Uma pequena caminhada, depois de comer, pelos corredores do shopping.
A melhor opção para completar sua hora, se voltasse à loja, teria de
voltar a trabalhar imediatamente, não valeria a pena. Gosta quando
encontra alguma colega, para caminharem juntas. Não foi o caso, hoje.
Mas parece ser sempre assim, dia que começa ruim, acaba pior.
Durante a tarde, ao menos consegue vender um pouco mais. Não é o melhor
dos dias, mas ao menos não vai ficar tanto prejuízo para correr atrás
nos últimos dias do mês. Até compensou ficar um pouquinho depois do
horário, a última venda que fez, até que foi bastante boa.
E agora começa a pior hora do dia, a volta para casa. Se pela manhã
parecia impossível ônibus e metrô mais cheios do que os que ela
enfrentou, na volta o impossível se desmente.

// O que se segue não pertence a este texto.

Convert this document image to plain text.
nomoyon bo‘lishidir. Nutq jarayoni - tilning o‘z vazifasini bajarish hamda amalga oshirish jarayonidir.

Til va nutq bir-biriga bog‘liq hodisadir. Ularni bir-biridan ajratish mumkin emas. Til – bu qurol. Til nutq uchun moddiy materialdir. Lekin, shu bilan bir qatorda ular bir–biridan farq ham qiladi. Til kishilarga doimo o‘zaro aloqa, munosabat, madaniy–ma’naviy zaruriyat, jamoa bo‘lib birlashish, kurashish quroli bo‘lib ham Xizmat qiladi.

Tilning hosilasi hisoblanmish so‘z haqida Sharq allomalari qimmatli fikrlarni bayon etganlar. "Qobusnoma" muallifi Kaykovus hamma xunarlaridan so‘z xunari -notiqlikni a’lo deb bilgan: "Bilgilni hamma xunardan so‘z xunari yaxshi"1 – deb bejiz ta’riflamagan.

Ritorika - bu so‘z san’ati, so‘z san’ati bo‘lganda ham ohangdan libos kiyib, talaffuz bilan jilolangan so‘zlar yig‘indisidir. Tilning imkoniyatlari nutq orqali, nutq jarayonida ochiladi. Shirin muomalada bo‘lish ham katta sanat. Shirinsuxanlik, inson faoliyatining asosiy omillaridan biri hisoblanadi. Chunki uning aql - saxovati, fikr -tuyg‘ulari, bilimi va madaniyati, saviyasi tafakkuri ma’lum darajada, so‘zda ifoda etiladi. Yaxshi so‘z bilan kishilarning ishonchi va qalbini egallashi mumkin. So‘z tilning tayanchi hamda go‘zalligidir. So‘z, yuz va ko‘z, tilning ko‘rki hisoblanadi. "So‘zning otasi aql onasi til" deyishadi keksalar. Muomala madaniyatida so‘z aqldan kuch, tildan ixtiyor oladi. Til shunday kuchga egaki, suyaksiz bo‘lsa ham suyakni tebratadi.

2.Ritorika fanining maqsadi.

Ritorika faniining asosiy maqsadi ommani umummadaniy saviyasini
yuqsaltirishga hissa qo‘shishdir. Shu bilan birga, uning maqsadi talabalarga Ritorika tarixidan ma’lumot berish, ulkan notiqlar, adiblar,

Sempre pensa que seria bom conseguir um emprego mais perto de casa, mas
sabe que as opções que teria não são das melhores. E conseguir morar
mais perto do trabalho, não tem jeito. Então, se não tem como resolver, o
negócio é aceitar…
Chega em casa, mais exausta da volta que do dia trabalhado. Banho,
jantar, assistindo à novela, um pouco de conversa com a mãe, que sempre
quer saber das novidades que não existem. Prepara a marmita para o dia
seguinte, arroz, bife, ovo e verdura. O truque é não colocar feijão,
para não azedar. Checa, mais uma vez, a hora de levantar-se, no celular,
e vai dormir.
Amanhã, vai começar tudo de novo. A mesma rotina. Os mesmos passos.
Mas quem sabe aparece a chance de conversar com aquele rapaz novo e bonitinho da loja de sapatos?